Assisti Millennium logo após sair da sessão do J.Edgar e pouco antes de ver Os Decendentes. Sim, passei o dia inteiro dentro do cinema e isso foi uma das coisas mais divertidas que eu fiz nos últimos meses. Apagadas as luzes, o que saltou aos olhos (e atacou os ouvidos) logo de cara foi a abertura MEGA ESPETACULAR (exagero consciente, clique aqui e fique tão empolgado quanto) criada para o filme. Ao som de um cover modernoso da Immigrant Song do Led Zepplin, cortesia de uma pareceria entre o Trent Reznor e a Karen O, imagens que remetem a cultura cyber punk  são jogadas na tela denunciando algumas das cenas que estão por vir. Acreditem, não há palavras e elogios suficiente para descrever como é assistir essa abertura no cinema, é legal PRA CARALHO. Terminado esse orgasmo visual/auditivo, o filme começa apresentando rapidamente os personagens Mikael Blomkvist (Daniel Craig) e Lisbeth Salander (Rooney Mara). Já familiarizado com os dois, aprovei instantaneamente as escolhas dos atores e diverti-me com a reação do público frente a “singularidade” da Lisbeth e seu moicano estiloso. Aqui entre um gigantesco porém.
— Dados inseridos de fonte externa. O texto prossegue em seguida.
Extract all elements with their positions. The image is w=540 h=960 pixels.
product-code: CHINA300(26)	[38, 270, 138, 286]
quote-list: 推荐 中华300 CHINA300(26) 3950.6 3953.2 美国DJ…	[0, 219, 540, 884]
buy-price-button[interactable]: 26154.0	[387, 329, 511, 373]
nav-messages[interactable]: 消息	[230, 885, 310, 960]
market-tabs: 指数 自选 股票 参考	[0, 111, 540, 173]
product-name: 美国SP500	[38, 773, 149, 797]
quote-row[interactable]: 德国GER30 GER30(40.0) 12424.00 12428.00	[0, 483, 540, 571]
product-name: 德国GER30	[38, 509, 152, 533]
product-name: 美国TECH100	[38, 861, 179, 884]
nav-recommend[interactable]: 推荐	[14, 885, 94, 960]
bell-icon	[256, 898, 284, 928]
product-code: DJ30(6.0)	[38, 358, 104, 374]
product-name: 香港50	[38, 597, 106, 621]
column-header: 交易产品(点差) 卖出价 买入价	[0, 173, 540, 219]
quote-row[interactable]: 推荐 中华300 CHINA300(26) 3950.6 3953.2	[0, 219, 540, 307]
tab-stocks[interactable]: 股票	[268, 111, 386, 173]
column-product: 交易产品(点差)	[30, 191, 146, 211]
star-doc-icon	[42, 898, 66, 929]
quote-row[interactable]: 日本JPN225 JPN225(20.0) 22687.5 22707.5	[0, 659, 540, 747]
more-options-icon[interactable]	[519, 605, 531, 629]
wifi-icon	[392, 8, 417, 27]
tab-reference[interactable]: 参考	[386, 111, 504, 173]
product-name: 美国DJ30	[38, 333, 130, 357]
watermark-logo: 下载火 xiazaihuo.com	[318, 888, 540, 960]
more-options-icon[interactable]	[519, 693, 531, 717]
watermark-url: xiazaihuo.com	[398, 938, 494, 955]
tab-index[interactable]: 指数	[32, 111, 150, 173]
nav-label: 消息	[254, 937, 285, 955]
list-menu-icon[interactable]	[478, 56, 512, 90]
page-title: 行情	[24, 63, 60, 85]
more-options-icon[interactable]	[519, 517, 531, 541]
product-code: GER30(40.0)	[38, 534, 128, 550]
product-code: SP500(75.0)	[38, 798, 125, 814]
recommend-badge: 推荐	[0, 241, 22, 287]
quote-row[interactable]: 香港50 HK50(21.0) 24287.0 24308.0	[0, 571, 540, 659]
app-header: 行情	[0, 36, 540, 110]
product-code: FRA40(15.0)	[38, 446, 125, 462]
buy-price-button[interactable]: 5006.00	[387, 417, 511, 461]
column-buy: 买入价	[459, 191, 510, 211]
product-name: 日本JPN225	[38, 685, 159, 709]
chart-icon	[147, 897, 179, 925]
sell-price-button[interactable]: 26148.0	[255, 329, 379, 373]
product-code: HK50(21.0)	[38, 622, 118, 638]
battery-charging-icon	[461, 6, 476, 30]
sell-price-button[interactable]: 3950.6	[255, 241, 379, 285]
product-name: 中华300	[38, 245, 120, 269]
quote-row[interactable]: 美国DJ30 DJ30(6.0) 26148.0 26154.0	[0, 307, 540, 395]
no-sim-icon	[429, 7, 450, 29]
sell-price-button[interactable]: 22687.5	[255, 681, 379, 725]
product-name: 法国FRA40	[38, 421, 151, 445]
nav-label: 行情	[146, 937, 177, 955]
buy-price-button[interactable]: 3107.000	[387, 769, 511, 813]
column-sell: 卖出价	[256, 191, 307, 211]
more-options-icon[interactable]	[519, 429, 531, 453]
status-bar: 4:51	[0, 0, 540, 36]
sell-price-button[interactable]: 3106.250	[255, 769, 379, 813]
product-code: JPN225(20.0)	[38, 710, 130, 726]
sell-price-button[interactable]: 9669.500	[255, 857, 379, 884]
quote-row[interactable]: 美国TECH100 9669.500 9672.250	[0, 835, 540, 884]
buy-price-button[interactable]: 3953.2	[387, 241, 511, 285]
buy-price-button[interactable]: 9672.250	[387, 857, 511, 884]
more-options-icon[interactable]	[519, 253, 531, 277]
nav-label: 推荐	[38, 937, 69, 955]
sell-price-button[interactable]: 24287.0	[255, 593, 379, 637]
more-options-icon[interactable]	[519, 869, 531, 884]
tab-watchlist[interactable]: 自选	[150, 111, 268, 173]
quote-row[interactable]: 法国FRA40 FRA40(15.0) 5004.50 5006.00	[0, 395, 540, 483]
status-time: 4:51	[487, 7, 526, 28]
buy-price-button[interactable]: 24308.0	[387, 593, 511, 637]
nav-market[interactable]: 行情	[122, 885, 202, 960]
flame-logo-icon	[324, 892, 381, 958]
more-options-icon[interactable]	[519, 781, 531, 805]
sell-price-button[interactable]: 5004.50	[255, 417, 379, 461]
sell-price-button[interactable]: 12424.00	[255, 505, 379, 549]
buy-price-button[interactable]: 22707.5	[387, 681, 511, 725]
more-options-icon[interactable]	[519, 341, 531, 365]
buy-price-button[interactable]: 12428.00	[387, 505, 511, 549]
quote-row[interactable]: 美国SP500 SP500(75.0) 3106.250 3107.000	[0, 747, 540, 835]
Da próxima vez eu faço uma aqui!

Antes do filme começar, notei que algumas adolescentes insistiram com a funcionária do cinema e conseguiram driblar a censura de 16 anos do longa. É bem provável que elas sejam leitoras precoces dos livros do Stieg Larsson ou que tenham lido algo à respeito das cenas polêmicas do filme. O público todo entrou na sala, o filme começou, cena vai, cena vem e começa a famosa cena do estupro. Entendo que a mente feminina tenha dificuldades em assistir esse tipo de violência, ainda mais porque o Fincher teve culhões e não poupou nenhum detalhe do momento, mas é complicado estar em uma ambiente onde as pessoas não conseguem apenas pensar/sentir algo, parece haver uma necessidade incontrolável por parte do público feminino/adolescente de verbalizar essas emoções, uma reação que não condiz com um ambiente onde é necessário (e paga-se por) silêncio. Resultado: após alguns shhhhh! e olhares demoníacos, realizei um sonho antigo e chamei uma funcionária do cinema para pedir silêncio ao grupo formado por 5 moçoilas que encontravam-se sentadas próximas a mim. Não engana-se, leitor. Ao contrário do que pode parecer, não sou um homem que não ama as mulheres, tanto que nesse dia eu estava muito bem acompanhado pela minha noiva, mas, até mesmo motivado pela selvageria da Salander, eu adorei chutar o pau da barraca e exigir respeito. Funcionou 🙂

Passada essa perturbação, mergulhei pra valer naquele mundo frio repleto de longas estradas desertas, nazistas, propagandas da Coca-Cola e pessoas misteriosas. O David Fincher conseguiu a proeza de deixar a história mais clara e mais envolvente do que aquela vista no filme original. Ainda considero a Lisbeth Salander o grande atrativo do filme, mas essa versão hollywoodiana pode reivindicar para si o mérito de ter uma narrativa mais funcional do que aquela do diretor Niels Arden Oplev. O mistério do sumiço de Harriet, pedra-toque do roteiro, é apresentado de forma mais didática aqui, o que facilita muito a compreensão da trama e dá a chance do espectador prestar atenção nos outros atrativos da história, entre eles a própria Salander. Lisbeth não é exatamente bonita, mas sua energia, loucura e força transformam-na em uma das personagens mais sedutoras e carismáticas dos últimos anos, ícone instantâneo da rebeldia pós-moderna.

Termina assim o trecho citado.